Pie VII, moins imposant, montre le représentant de celui qui a dit à tous les hommes d'apprendre de lui qu'il est doux et humble de coeur. Pie VI avait plus l'air d'un souverain, Pie VII a plus l'air du père des chrétiens, et si la figure pouvait se substituer comme la dignité, on voudrait que celle de Pie VII devînt l'effigie constante de la papauté. La stature de Pie VII est moins haute

que

celle de son prédécesseur. Mais, qui a empreint ses regards de cette expression céleste qui n'appartient qu'à lui? Par fois un doux sourire épanouit son visage; un charme inexprimable s'y répand alors, et s'épanche sur tout ce qui l'entoure. J'ai souvent eu l'honneur de l'approcher. Je n'ai jamais rencontré sur un autre front ce qui se passe sur le sien, lorsqu'il se livre à des récits qui semblent lui plaire , qu'il aiguise du sourire le plus fin, et qu'il anime de regards qui en disent plus que toutes les paroles dont ils pourraient être accompagnés (1). Ses yeux doucement levés vers le ciel semblent s'animer de ses feux, et se teindre de ses rayons, et dans cette délicieuse position, il pourrait fournir au peintre un modèle pour l'extase.

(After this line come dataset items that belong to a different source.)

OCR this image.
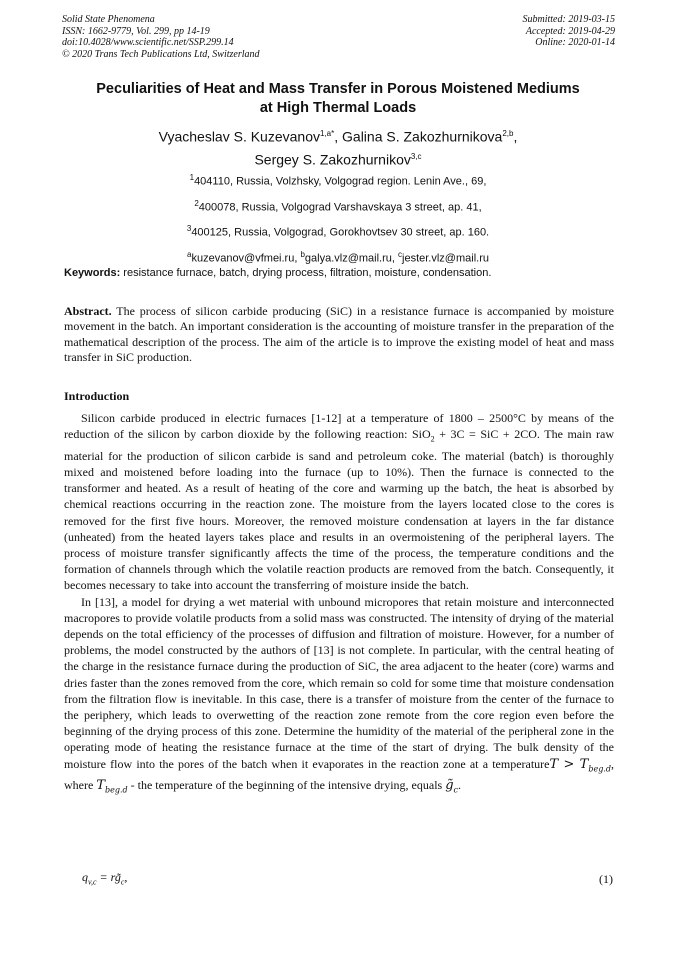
Solid State Phenomena
ISSN: 1662-9779, Vol. 299, pp 14-19
doi:10.4028/www.scientific.net/SSP.299.14
© 2020 Trans Tech Publications Ltd, Switzerland
Submitted: 2019-03-15
Accepted: 2019-04-29
Online: 2020-01-14
Peculiarities of Heat and Mass Transfer in Porous Moistened Mediums
at High Thermal Loads
Vyacheslav S. Kuzevanov$^{1,a*}$, Galina S. Zakozhurnikova$^{2,b}$,
Sergey S. Zakozhurnikov$^{3,c}$
$^1$404110, Russia, Volzhsky, Volgograd region. Lenin Ave., 69,
$^2$400078, Russia, Volgograd Varshavskaya 3 street, ap. 41,
$^3$400125, Russia, Volgograd, Gorokhovtsev 30 street, ap. 160.
$^a$kuzevanov@vfmei.ru, $^b$galya.vlz@mail.ru, $^c$jester.vlz@mail.ru
Keywords: resistance furnace, batch, drying process, filtration, moisture, condensation.
Abstract. The process of silicon carbide producing (SiC) in a resistance furnace is accompanied by moisture movement in the batch. An important consideration is the accounting of moisture transfer in the preparation of the mathematical description of the process. The aim of the article is to improve the existing model of heat and mass transfer in SiC production.
Introduction

Silicon carbide produced in electric furnaces [1-12] at a temperature of 1800 – 2500°C by means of the reduction of the silicon by carbon dioxide by the following reaction: SiO$_2$ + 3C = SiC + 2CO. The main raw material for the production of silicon carbide is sand and petroleum coke. The material (batch) is thoroughly mixed and moistened before loading into the furnace (up to 10%). Then the furnace is connected to the transformer and heated. As a result of heating of the core and warming up the batch, the heat is absorbed by chemical reactions occurring in the reaction zone. The moisture from the layers located close to the cores is removed for the first five hours. Moreover, the removed moisture condensation at layers in the far distance (unheated) from the heated layers takes place and results in an overmoistening of the peripheral layers. The process of moisture transfer significantly affects the time of the process, the temperature conditions and the formation of channels through which the volatile reaction products are removed from the batch. Consequently, it becomes necessary to take into account the transferring of moisture inside the batch.

In [13], a model for drying a wet material with unbound micropores that retain moisture and interconnected macropores to provide volatile products from a solid mass was constructed. The intensity of drying of the material depends on the total efficiency of the processes of diffusion and filtration of moisture. However, for a number of problems, the model constructed by the authors of [13] is not complete. In particular, with the central heating of the charge in the resistance furnace during the production of SiC, the area adjacent to the heater (core) warms and dries faster than the zones removed from the core, which remain so cold for some time that moisture condensation from the filtration flow is inevitable. In this case, there is a transfer of moisture from the center of the furnace to the periphery, which leads to overwetting of the reaction zone remote from the core region even before the beginning of the drying process of this zone. Determine the humidity of the material of the peripheral zone in the operating mode of heating the resistance furnace at the time of the start of drying. The bulk density of the moisture flow into the pores of the batch when it evaporates in the reaction zone at a temperatureT > $T_{beg.d}$, where $T_{beg.d}$ - the temperature of the beginning of the intensive drying, equals $g̃_c$.

$q_{v,c}$ = $rg̃_c$,	(1)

Je craindrais d'être accusé de plaisanter, si je m'amusais à louer un pape sur sa piété. Je ne parlerai donc de celle de Pie VII que pour faire remarquer que la sienne, quelque grande qu'elle soit, n'a rien d'affecté, de dur, d'exclusif, et qu'il enseigne par elle ce que la piété personnelle doit être pour chacun sans en incommoder les autres.

(1) Le pape narre à merveille, il se délecte à raconter quelques anecdotes sur des personnages ou sur des faits de Rome, d'Imola... A Savone il se plaisait à parler du général Hullin qui avait commandé à Imola, ainsi qu'à peindre les frayeurs que faisaient éprouver alternativement aux habitans d’Imola les troupes françaises et autrichiennes. Surtout il rappelait avec plaisir les offres que le capitaine d'une frégate turque lui avait faites de le convoyer de Venise à Ancône, lorsqu'après son élection il se rendit par mer dans ses Etats. ... Si la personne du pape est infiniment vénérable, sa société doit être trèsgracieuse.